И, конечно же, из-за этого любопытного отождествления моей матери с Салониками, возникали и становились все сильнее и все остальные связи, что соединяют людей с местами, где они появились на свет. Здесь, на улице Никифора Фоки, в двух шагах от Белой башни, я нацарапал грифелем свои первые каракули. Здесь услышал первые звуки. Спел первую песню – «Рамону». Выучил первое стихотворение – «На перечное дерево забрался я легко, нарезать перца я хотел…» Где-то здесь то ли во второе, то ли в третье лето моей жизни я впервые посмотрел кино и оказался совершенно потрясен этой тайной, воспроизведением тебя самого, как это так получилось, что на черно-белой бумаге появлялась птичка.
Здесь, в Салониках, я понял, что есть люди, которые страдают от голода сильнее, чем мы, и что наши дома – настоящие дворцы по сравнению с их жалкими бараками для беженцев. И что есть какие-то враги, которые, если не будешь сидеть тихо как мышка, придут и зарежут тебя своими ятаганами или воткнут в тебя иголки, чтобы выпить твою кровь, – так я обретал классовое и национальное самосознание. Здесь, в Аретцу и Агия Триада, я впервые погрузил свое тело в эгейские воды.
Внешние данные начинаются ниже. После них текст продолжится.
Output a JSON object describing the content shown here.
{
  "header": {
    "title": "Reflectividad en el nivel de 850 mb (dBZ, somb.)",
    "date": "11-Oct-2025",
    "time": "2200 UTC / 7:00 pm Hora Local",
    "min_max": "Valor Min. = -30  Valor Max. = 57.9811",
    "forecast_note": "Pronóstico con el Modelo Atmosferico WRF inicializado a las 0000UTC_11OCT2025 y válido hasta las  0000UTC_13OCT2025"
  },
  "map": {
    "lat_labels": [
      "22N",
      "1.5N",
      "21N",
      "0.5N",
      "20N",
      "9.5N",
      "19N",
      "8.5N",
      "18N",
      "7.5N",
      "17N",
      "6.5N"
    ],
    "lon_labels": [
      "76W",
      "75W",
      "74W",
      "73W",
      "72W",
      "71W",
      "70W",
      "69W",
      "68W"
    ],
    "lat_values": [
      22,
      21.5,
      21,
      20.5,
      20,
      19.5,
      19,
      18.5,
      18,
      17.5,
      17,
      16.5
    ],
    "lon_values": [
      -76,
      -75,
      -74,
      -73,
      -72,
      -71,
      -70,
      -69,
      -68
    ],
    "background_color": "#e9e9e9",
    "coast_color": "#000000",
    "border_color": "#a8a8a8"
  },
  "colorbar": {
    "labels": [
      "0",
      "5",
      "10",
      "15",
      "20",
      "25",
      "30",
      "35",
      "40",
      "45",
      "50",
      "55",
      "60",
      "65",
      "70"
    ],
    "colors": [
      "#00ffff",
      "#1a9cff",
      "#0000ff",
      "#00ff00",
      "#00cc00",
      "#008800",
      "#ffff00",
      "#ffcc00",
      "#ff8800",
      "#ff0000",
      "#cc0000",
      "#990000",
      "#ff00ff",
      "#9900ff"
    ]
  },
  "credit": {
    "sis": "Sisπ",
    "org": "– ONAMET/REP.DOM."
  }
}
Здесь впервые познал эротическое возбуждение – и это произошло совершенно не так, как я в целях исключительно эстетической завершенности описал в «Первом воспоминании». Здесь, где-то в Папафи, я со страхом, но и с огромным любопытством впервые увидел мертвого человека, говорили, что он был генералом, в черном гробу его лицо и руки казались отлитыми из свечного воска. И именно здесь, в этом втором крупнейшем городе византийского мира, который со всеми своими бесчисленными церквями словно бы источал аромат ладана, я услышал и прошептал первые молитвы моей религии, с которыми, хочу я того или нет, когда-нибудь вынесут и мое тело.
С того времени прошла почти половина столетия. Я пережил многое и многому научился, и даже кое-что из этого значительно лучше, чем то умели в те времена «большие». И все это я получил не от матери и не от Салоник, но от многих людей и всего мира. Однако же все началось отсюда, поскольку здесь я родился и здесь провел первые шесть лет своей жизни, годы, которые, как говорят, накладывают на нас неизгладимый отпечаток.
Поэтому и всем, что я люблю и что ненавижу, что делало меня счастливым и что ранило и продолжает ранить, я обязан и буду должен в основном моей матери и Салоникам.
Итак, каждый раз, когда мне случается оказаться в этом городе, меня не только ошеломляют противоречия между «тогда», каким оно замерло в какой-то момент в моей памяти, и «сейчас», – и правда, кажется даже, что и Белая башня как будто ушла далеко от морского мифа и теперь ступает на сушу действительности. Наряду с этим меня охватывают и другие – такие же странные ощущения.
Я брожу по улицам, незнакомец в толпе незнакомцев, и думаю: как странно! Родиться и здесь и иметь так мало друзей в этом месте! Знать своих родственников – и быть знакомым им – только понаслышке! И они, и столь многие остальные не знают меня настоящего, но воспринимают скорее как часть мифа – как и я ощущаю Салоники! Этот город мой, и я принадлежу ему, но приходят мгновенья, когда я смотрю на него как чужеземец и он поступает со мной как с посторонним!
Но что поделать? Такова во всем моя судьба: я отсюда и в то же время чужой. Я не имею в виду, что нигде мне нет места, – вовсе нет! Но я принадлежу к чему-то и одновременно не имею никакого отношения. Как будто бы я раздроблен на мельчайшие части, мое целое составляют противоречия, и я парю между мирами…
Но я не жалуюсь. Потому что не только не сделал ничего, чтобы изменить то, что было предначертано, но и, напротив, возделал этот сад. Так или иначе, иногда – в минуты горечи, когда, как и все люди, я тоже хотел бы, чтобы можно было переписать жизнь заново, – мне кажется, что рано или поздно, но я тоже найду свое утраченное единство: в тот момент, когда конец встретит начало и так замкнется круг. И я снова стану цельным и простым – каким был тогда, когда меня записали в актовые книги[85] города.